Quiñones was born in San Juan, Puerto Rico. She moved in 2000 to study at Rowan University. In 2005, she completed her bachelor’s degree in languages and international studies and decided to take a break while working in a retail store.
Quiñones was approached to become a Spanish professor for English speakers at the college level in 2006 while receiving her master’s in education focusing on curriculum and instruction and applied linguistics. She is an A.B.D. doctorate student while pursuing her second M.A. in special education.
Quiñones has helped in evaluating and creating interdisciplinary curriculum. She has conducted and participated in workshop focusing on classroom management, instructional technology and language acquisition. Throughout her teaching experience, she has encountered many drawbacks regarding students who suffered from different disabilities and needed accommodations within the classroom setting. “There are many persons in our society that need help in order to fulfill their goals,” says Quiñones.
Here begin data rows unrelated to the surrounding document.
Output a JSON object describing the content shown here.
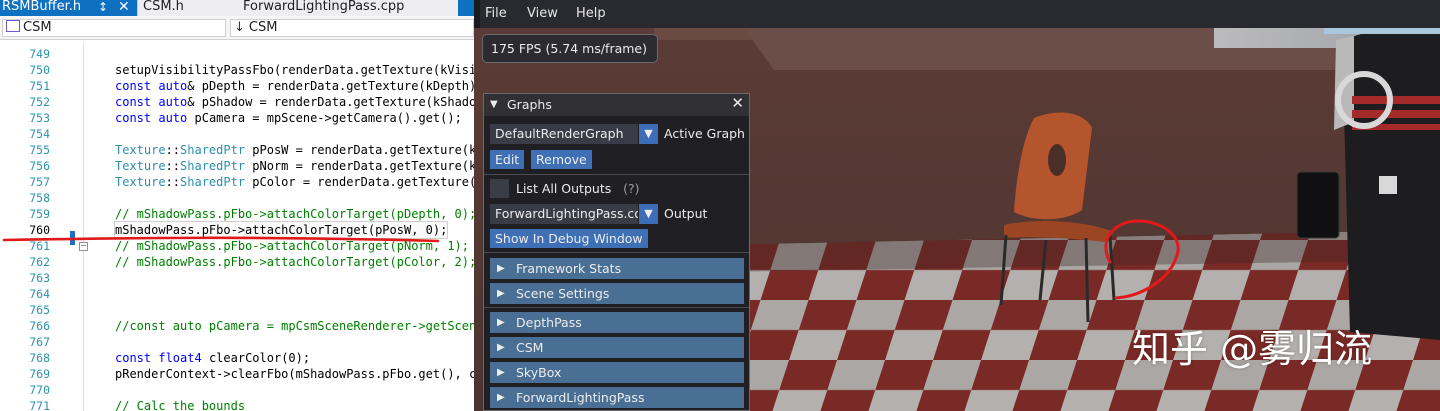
{
  "editor": {
    "tabs": [
      {
        "label": "RSMBuffer.h",
        "active": true
      },
      {
        "label": "CSM.h",
        "active": false
      },
      {
        "label": "ForwardLightingPass.cpp",
        "active": false
      }
    ],
    "tab_pin": "p",
    "tab_close": "✕",
    "scope_left": "CSM",
    "scope_right": "CSM",
    "lines": [
      {
        "num": "749",
        "html": ""
      },
      {
        "num": "750",
        "html": "    setupVisibilityPassFbo(renderData.getTexture(kVisibilit"
      },
      {
        "num": "751",
        "html": "    const auto& pDepth = renderData.getTexture(kDepth);"
      },
      {
        "num": "752",
        "html": "    const auto& pShadow = renderData.getTexture(kShadowMap)"
      },
      {
        "num": "753",
        "html": "    const auto pCamera = mpScene->getCamera().get();"
      },
      {
        "num": "754",
        "html": ""
      },
      {
        "num": "755",
        "html": "    Texture::SharedPtr pPosW = renderData.getTexture(kPosW)"
      },
      {
        "num": "756",
        "html": "    Texture::SharedPtr pNorm = renderData.getTexture(kNorm)"
      },
      {
        "num": "757",
        "html": "    Texture::SharedPtr pColor = renderData.getTexture(kColo"
      },
      {
        "num": "758",
        "html": ""
      },
      {
        "num": "759",
        "html": "    // mShadowPass.pFbo->attachColorTarget(pDepth, 0);"
      },
      {
        "num": "760",
        "html": "    mShadowPass.pFbo->attachColorTarget(pPosW, 0);"
      },
      {
        "num": "761",
        "html": "    // mShadowPass.pFbo->attachColorTarget(pNorm, 1);"
      },
      {
        "num": "762",
        "html": "    // mShadowPass.pFbo->attachColorTarget(pColor, 2);"
      },
      {
        "num": "763",
        "html": ""
      },
      {
        "num": "764",
        "html": ""
      },
      {
        "num": "765",
        "html": ""
      },
      {
        "num": "766",
        "html": "    //const auto pCamera = mpCsmSceneRenderer->getScene()->"
      },
      {
        "num": "767",
        "html": ""
      },
      {
        "num": "768",
        "html": "    const float4 clearColor(0);"
      },
      {
        "num": "769",
        "html": "    pRenderContext->clearFbo(mShadowPass.pFbo.get(), clearC"
      },
      {
        "num": "770",
        "html": ""
      },
      {
        "num": "771",
        "html": "    // Calc the bounds"
      }
    ]
  },
  "app": {
    "menu": [
      "File",
      "View",
      "Help"
    ],
    "fps": "175 FPS (5.74 ms/frame)",
    "graphs": {
      "title": "Graphs",
      "close": "✕",
      "render_graph_value": "DefaultRenderGraph",
      "render_graph_label": "Active Graph",
      "edit_label": "Edit",
      "remove_label": "Remove",
      "list_all_outputs_label": "List All Outputs",
      "help_mark": "(?)",
      "output_value": "ForwardLightingPass.co",
      "output_label": "Output",
      "debug_window_label": "Show In Debug Window",
      "sections": [
        "Framework Stats",
        "Scene Settings",
        "DepthPass",
        "CSM",
        "SkyBox",
        "ForwardLightingPass"
      ]
    },
    "watermark": "知乎 @雾归流"
  },
  "colors": {
    "accent_blue": "#3f6fb5",
    "header_blue": "#4a6f95",
    "annotation_red": "#e01a1a"
  }
}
Quiñones was president of organizations – Senior Honor Society, Spanish Circle and Bureau of Cultural Organizations. She was involved in many other organizations, holding board positions. She was selected to represent Rowan University in an Ohio Leadership Conference as a president.
Quiñones got started to be interested in teaching Spanish because Spanish is her native language; she says, “Teaching is my passion.” She became interested in pursuing a career in education when tutoring students while she was in undergraduate school.
Christopher Milane, a student of Quiñones, says, “Professor Quiñones’s hard work and dedication truly has an effect on me. I can really tell that she loves to help us learn and she does everything she can to help us succeed.”
When she recalls how she got to where she is now, she says she thinks, “Wow, I often look back and it has been a roller coaster experience. You have many ups and downs; but each day is a lesson and we either learn from our mistakes or we continue to grow personally and professionally. I do have to thank my family for supporting me all this time.”
Quiñones has a hectic schedule. She can spend from 60 to 70 hours a week working, but she says it’s worth the effort.
“Spanish is such an essential language in our society,” she says. “Many people do not understand that regardless if we live in the United States, still, part of becoming acculturates is becoming familiar with other cultures.”